Atatürk ve Atatürkçüler ,dinin değil din bezirganlarinin , vicdan özgürlüğünün değil, başkalarının vicdan özgürlüğünü tanımayan, vicdan ve inancı tekellerine almak isteyen saldırganların karşısındadır.
Laikliğe karşı propagandaya, şeriat propagandasına müsaade etmek Türkiye'nin geleceğinin yok edilmesi ve Türkiye Cumhuriyeti'nin intihar etmesini benimsemektir.
Öğrenci, memur ya da asker olan herhangi bir kişinin, dini inancına dayanarak şu ya da bu kılığı reddetmesi , ya da şu veya bu kılığı görevli ve yetkililere dikte etmesi, söz konusu olamaz.
ATATÜRK,Türkiye Cumhurlyeti'nin benimsediği laikliğin en önemli bir ayırıcı niteliğinin, "din kurallarının hiçbir biçimde ve hiçbir koşul altında devlet düzenine müdahale edememesi" olduğunu vurgulamak gereğini duymuştur.

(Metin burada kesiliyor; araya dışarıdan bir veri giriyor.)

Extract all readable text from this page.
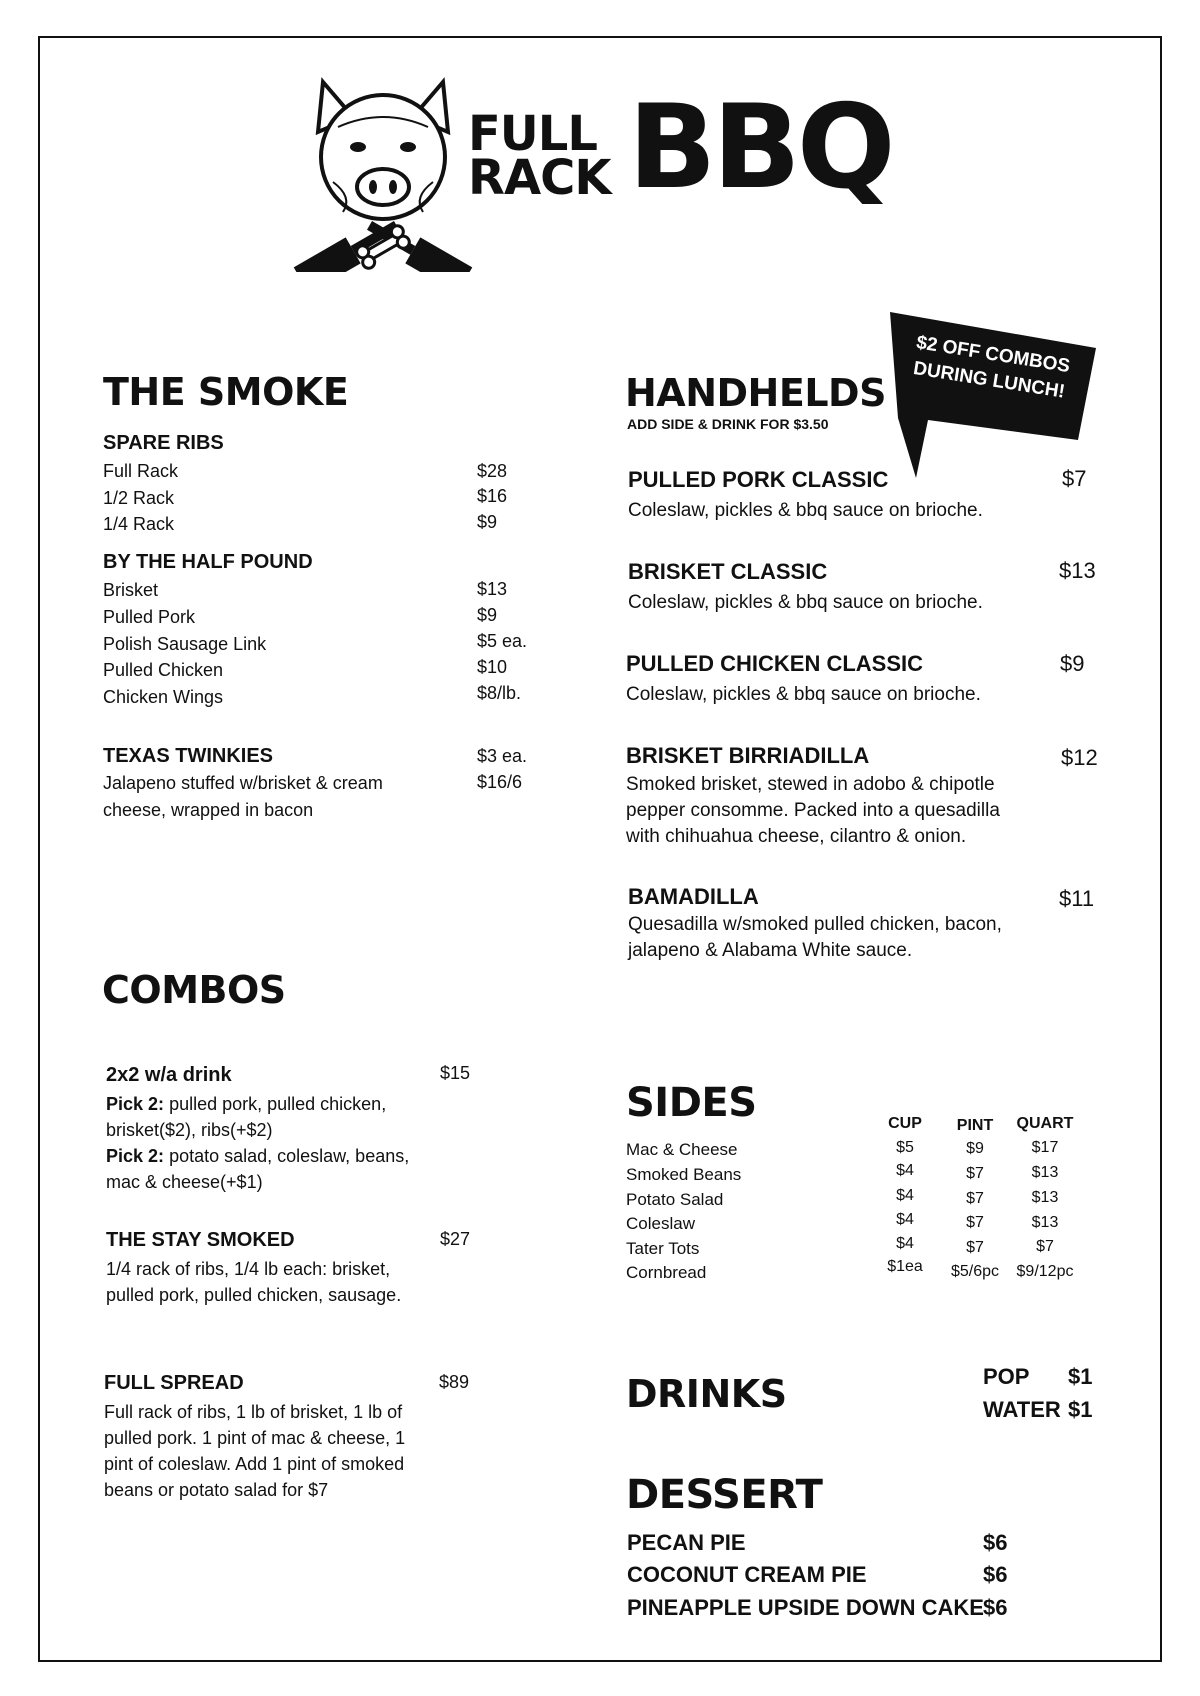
FULL
RACK BBQ
$2 OFF COMBOS DURING LUNCH!
THE SMOKE
SPARE RIBS
Full Rack	$28
1/2 Rack	$16
1/4 Rack	$9
BY THE HALF POUND
Brisket	$13
Pulled Pork	$9
Polish Sausage Link	$5 ea.
Pulled Chicken	$10
Chicken Wings	$8/lb.
TEXAS TWINKIES	$3 ea.
Jalapeno stuffed w/brisket & cream	$16/6
cheese, wrapped in bacon
HANDHELDS
ADD SIDE & DRINK FOR $3.50
PULLED PORK CLASSIC	$7
Coleslaw, pickles & bbq sauce on brioche.
BRISKET CLASSIC	$13
Coleslaw, pickles & bbq sauce on brioche.
PULLED CHICKEN CLASSIC	$9
Coleslaw, pickles & bbq sauce on brioche.
BRISKET BIRRIADILLA	$12
Smoked brisket, stewed in adobo & chipotle pepper consomme. Packed into a quesadilla with chihuahua cheese, cilantro & onion.
BAMADILLA	$11
Quesadilla w/smoked pulled chicken, bacon, jalapeno & Alabama White sauce.
COMBOS
2x2 w/a drink	$15
Pick 2: pulled pork, pulled chicken, brisket($2), ribs(+$2)
Pick 2: potato salad, coleslaw, beans, mac & cheese(+$1)
THE STAY SMOKED	$27
1/4 rack of ribs, 1/4 lb each: brisket, pulled pork, pulled chicken, sausage.
FULL SPREAD	$89
Full rack of ribs, 1 lb of brisket, 1 lb of pulled pork. 1 pint of mac & cheese, 1 pint of coleslaw. Add 1 pint of smoked beans or potato salad for $7
SIDES	CUP	PINT	QUART
Mac & Cheese	$5	$9	$17
Smoked Beans	$4	$7	$13
Potato Salad	$4	$7	$13
Coleslaw	$4	$7	$13
Tater Tots	$4	$7	$7
Cornbread	$1ea	$5/6pc	$9/12pc
DRINKS	POP $1
WATER $1
DESSERT
PECAN PIE	$6
COCONUT CREAM PIE	$6
PINEAPPLE UPSIDE DOWN CAKE $6
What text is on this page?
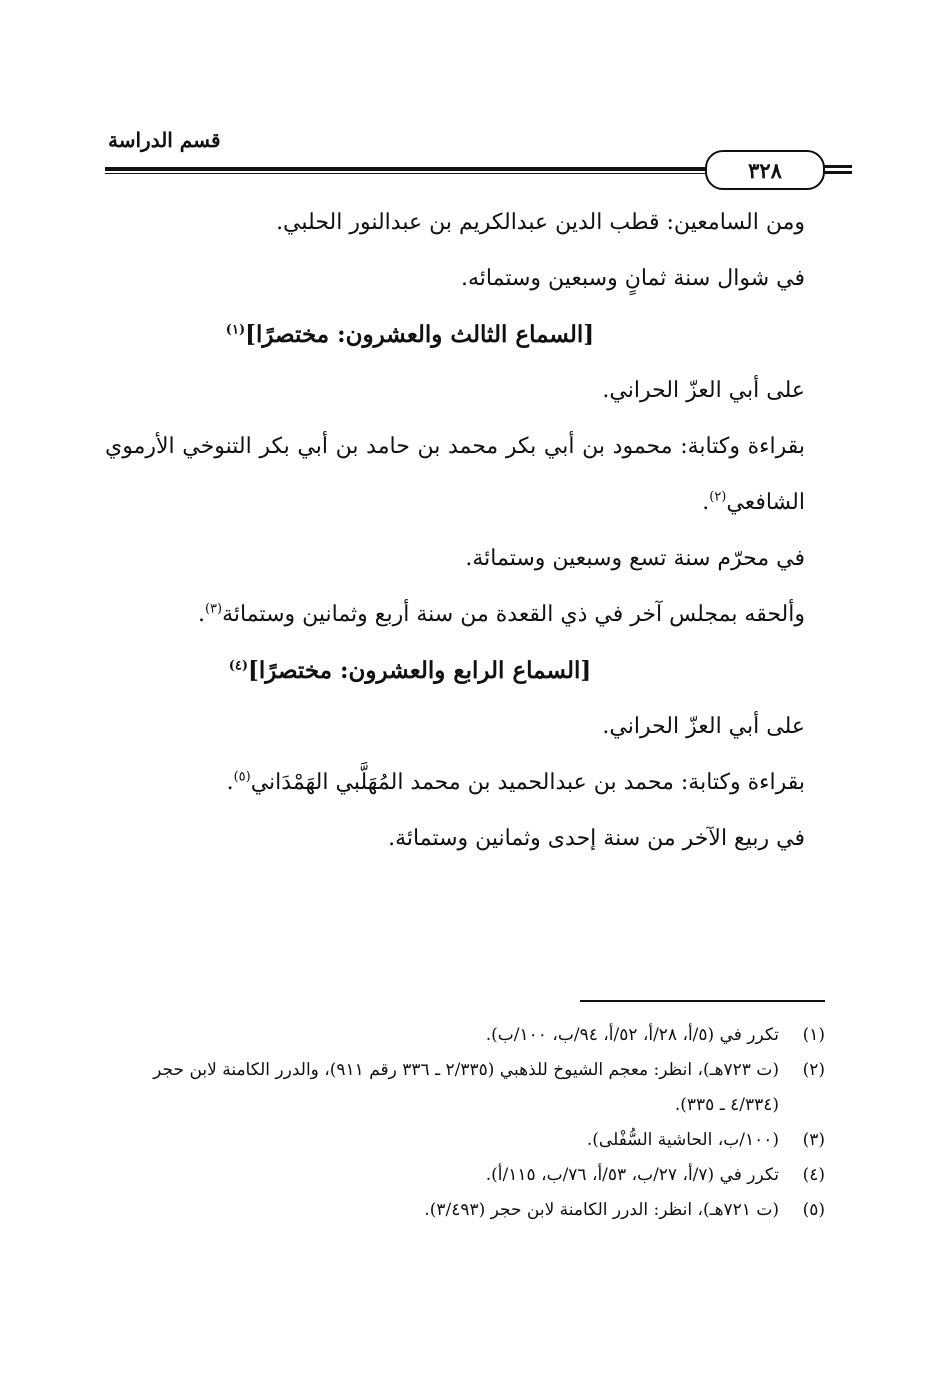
قسم الدراسة
٣٢٨

ومن السامعين: قطب الدين عبدالكريم بن عبدالنور الحلبي.

في شوال سنة ثمانٍ وسبعين وستمائه.

[السماع الثالث والعشرون: مختصرًا]$^{(١)}$

على أبي العزّ الحراني.

بقراءة وكتابة: محمود بن أبي بكر محمد بن حامد بن أبي بكر التنوخي الأرموي الشافعي$^{(٢)}$.

في محرّم سنة تسع وسبعين وستمائة.

وألحقه بمجلس آخر في ذي القعدة من سنة أربع وثمانين وستمائة$^{(٣)}$.

[السماع الرابع والعشرون: مختصرًا]$^{(٤)}$

على أبي العزّ الحراني.

بقراءة وكتابة: محمد بن عبدالحميد بن محمد المُهَلَّبي الهَمْدَاني$^{(٥)}$.

في ربيع الآخر من سنة إحدى وثمانين وستمائة.

(١)
تكرر في (٥/أ، ٢٨/أ، ٥٢/أ، ٩٤/ب، ١٠٠/ب).
(٢)
(ت ٧٢٣هـ)، انظر: معجم الشيوخ للذهبي (٢/٣٣٥ ـ ٣٣٦ رقم ٩١١)، والدرر الكامنة لابن حجر (٤/٣٣٤ ـ ٣٣٥).
(٣)
(١٠٠/ب، الحاشية السُّفْلى).
(٤)
تكرر في (٧/أ، ٢٧/ب، ٥٣/أ، ٧٦/ب، ١١٥/أ).
(٥)
(ت ٧٢١هـ)، انظر: الدرر الكامنة لابن حجر (٣/٤٩٣).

Türkiye Cumhuriyeti'nin çağdaş ve uygar bir devlet olarak kalabilmesinin, hatta bağımsızlığını ve varlığını koruyabilmesinin temelini ve güvencesini oluşturan laiklik ilkesinin yok olmasını, bir başka deyişle "toplumumuzun ve devletimizin, 1400 yıl önceki koşullara göre öngörülmüş kurallar çerçevesi ve cenderesi içinde
yöneltilerek çağ dışılığa mahkum edilmesi sonucuna ulaştıracak şeriat düzeninin gelmesini" gerçekleştirecek ÖRGÜTLÜ çabalara asla izin verilmez.